Une tempête de neige imposante alors que les décorations d’Halloween sont encore accrochées aux arbres devant la maison. Pour la plupart des pères de famille, ça laisse place à quelques superlatifs emblématiques de notre belle province. Mais pas chez les Carbonneau-Veillet, bien au contraire ! L’excitation d’une nouvelle saison de ski qui débute presque un mois plus tôt qu’à l’habitude est palpable depuis que les premiers flocons se sont déposés au sol. Sans vouloir se faire trop d’attentes à savoir si ceux-ci allaient demeurer au sol ou fondent sans laisser de traces, Xavier (13 ans) et Gabriel (10 ans) sont allés au lit en cachant, tant bien que mal, leur excitation. Je me doutais, par contre, qu’ils avaient déjà commencé à se visualiser entrain de dévaler les pentes lorsque j’ai compris que le plus vieux avait redirigé son écoute habituelle de youtubeurs à la mode vers des vidéos de Candide Thovex et autres sommités de la glisse (#ripjpauclair).
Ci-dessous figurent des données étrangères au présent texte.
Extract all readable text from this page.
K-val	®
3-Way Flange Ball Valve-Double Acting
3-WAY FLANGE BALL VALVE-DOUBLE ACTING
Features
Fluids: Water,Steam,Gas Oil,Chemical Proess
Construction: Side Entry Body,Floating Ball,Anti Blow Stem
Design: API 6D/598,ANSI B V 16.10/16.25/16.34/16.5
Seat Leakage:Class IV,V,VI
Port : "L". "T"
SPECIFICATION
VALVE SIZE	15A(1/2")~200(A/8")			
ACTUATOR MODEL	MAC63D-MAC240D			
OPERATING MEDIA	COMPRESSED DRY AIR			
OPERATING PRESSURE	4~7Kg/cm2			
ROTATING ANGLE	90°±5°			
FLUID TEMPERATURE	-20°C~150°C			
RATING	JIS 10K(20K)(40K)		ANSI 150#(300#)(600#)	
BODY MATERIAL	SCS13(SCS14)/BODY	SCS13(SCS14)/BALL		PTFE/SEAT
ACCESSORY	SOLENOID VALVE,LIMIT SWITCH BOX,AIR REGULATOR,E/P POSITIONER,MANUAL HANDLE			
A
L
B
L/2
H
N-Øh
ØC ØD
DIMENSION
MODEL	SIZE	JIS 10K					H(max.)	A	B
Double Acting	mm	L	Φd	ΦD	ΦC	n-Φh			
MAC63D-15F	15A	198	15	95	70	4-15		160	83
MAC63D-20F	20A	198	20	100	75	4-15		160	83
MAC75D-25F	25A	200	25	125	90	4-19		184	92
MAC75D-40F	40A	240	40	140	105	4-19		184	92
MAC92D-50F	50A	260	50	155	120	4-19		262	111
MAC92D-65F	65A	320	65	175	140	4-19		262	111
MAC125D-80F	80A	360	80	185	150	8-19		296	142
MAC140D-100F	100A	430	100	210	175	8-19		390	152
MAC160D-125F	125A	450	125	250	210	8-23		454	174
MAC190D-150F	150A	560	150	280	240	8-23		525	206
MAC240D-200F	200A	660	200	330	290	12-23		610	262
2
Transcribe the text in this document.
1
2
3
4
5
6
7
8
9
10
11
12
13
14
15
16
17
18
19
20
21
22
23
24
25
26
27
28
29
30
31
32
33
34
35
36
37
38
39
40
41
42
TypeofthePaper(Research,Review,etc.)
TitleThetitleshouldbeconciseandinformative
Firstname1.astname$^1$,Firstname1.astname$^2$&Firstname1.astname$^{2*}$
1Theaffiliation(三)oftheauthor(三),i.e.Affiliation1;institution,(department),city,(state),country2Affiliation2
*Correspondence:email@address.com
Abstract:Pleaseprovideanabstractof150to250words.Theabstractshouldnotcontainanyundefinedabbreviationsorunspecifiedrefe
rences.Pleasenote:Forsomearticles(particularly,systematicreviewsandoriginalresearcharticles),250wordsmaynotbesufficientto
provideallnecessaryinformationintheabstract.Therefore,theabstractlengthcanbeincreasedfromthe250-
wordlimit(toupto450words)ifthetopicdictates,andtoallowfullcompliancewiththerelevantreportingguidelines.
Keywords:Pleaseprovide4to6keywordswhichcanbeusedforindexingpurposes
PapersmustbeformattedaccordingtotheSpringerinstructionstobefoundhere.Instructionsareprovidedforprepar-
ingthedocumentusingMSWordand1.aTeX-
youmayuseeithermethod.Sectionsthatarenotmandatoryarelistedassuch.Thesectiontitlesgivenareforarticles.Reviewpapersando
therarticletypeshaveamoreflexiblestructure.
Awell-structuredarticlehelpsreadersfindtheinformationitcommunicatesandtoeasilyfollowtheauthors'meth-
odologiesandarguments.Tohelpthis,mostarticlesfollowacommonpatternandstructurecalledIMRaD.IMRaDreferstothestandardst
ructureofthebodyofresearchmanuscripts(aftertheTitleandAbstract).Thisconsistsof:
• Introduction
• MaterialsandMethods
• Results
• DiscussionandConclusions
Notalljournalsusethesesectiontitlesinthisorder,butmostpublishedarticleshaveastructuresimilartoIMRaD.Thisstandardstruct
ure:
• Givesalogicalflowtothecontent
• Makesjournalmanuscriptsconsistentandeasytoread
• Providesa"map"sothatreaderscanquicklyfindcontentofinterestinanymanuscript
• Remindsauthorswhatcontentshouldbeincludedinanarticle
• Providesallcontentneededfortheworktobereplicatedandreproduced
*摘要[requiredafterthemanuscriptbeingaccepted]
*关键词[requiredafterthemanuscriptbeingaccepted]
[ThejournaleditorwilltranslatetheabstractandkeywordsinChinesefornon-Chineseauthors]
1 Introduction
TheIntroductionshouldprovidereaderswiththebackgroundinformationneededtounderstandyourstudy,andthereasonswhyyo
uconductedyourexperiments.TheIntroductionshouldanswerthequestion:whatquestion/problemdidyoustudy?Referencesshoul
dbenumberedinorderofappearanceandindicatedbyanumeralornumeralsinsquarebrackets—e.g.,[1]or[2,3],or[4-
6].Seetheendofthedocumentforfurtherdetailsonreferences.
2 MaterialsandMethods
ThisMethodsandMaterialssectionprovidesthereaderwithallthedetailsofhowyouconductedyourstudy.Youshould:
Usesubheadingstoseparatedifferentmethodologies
Ce n’est que lorsqu’ils virent, le lendemain matin, l’accumulation d’une bonne couche de poudreuse devant la maison que leur excitation devint impossible à contenir. « Quand est-ce qu’on skie ? » et autre «  C’est (tu) ouvert ? » devint le mantra de la journée et malgré mes tentatives pour diminuer les attentes, j’avoue que je me suis surpris moi-même par mon désir d’enfiler les skis et de filer vers la première montagne ouverte, surtout lorsque ma femme Dominique s’est mise à sortir les sacs d’équipements et à vérifier si les bottes faisaient encore aux enfants, le message ne pouvait pas être plus clair.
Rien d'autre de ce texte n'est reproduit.